Vi no palco uma vez: com
Ernest Bour e a nossa orquestra do Teatro Municipal, nos anos 70. Foram
necessários dois anos de preparação. Meu primo Cláudio deu um show nos
tímpanos. O professor Dino Pedini arrebentou na primeira trompa e o professor
Tancredi maravilhou a todos no fagote obsessivo.
Dudamel regeu de cor. Sem
partitura! Exigiu dos meninos e meninas da Simon Bolivar como se estivesse
diante da Filarmônica de Berlim. Cada estante era um virtuosi.
O que foi aquilo?
Como pareceu pouco, dois extras para arrebentar corações. O
prelúdio de Lohengrin e o Liebstood do Tristão de Wagner. Até agora não me recuperei da emoção.
E dizer que tudo isso
começou com um projeto do professor Jose Antônio de Abreu , 40 anos atrás, em
Maculay (100 kms de Caracas), com o objetivo de dar formação musical a crianças
socialmente desassistidas. “Quando estes jovens estão sobre o palco, estão
mandando um recado claro. Musica clássica não e
música de nossos avós, dos nossos pais, é a nossa música também.
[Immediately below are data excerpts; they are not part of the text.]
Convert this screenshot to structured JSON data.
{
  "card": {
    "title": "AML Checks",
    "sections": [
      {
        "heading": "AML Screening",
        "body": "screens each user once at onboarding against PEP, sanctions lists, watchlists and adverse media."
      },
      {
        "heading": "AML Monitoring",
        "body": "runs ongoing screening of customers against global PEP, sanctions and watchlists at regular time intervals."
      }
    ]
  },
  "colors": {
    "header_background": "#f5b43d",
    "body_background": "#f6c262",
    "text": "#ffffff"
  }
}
Quando
se toca ou mesmo quando se ouve música, há a percepção de uma infinidade de
possibilidades, e isso ajuda no dia a dia. A arte pode ser uma forma de se
conectar com a realidade” – disse o maestro Dudamel ao Estadão, no sábado,
recém chegado de Buenos Aires.
“Não somos uma fábrica de
músicos. Mas, sim de cidadãos”.
Aos 32 anos, ele próprio
egresso do projeto El Sistema, de Abreu, Dudamel é um dos maestros mais
requisitados no cenário musical internacional. Ele se apresenta à frente das
mais renomadas orquestras do mundo. Seu estilo é carinhoso com os músicos, cria
junto com eles. Rege com alegria, respeito e devoção a partitura.
Para acabar, com uma sala
São Paulo lotada, enlouquecida, Dudamel não retornou ao podium para sorver os
aplausos e afirmar merecidamente o seu mérito. Limitou-se a abraçar os músicos e
se misturou com eles.
Esta foi a gota d’ água de
uma noite, que eu definiria em uma palavra: eletrizante e emocionante.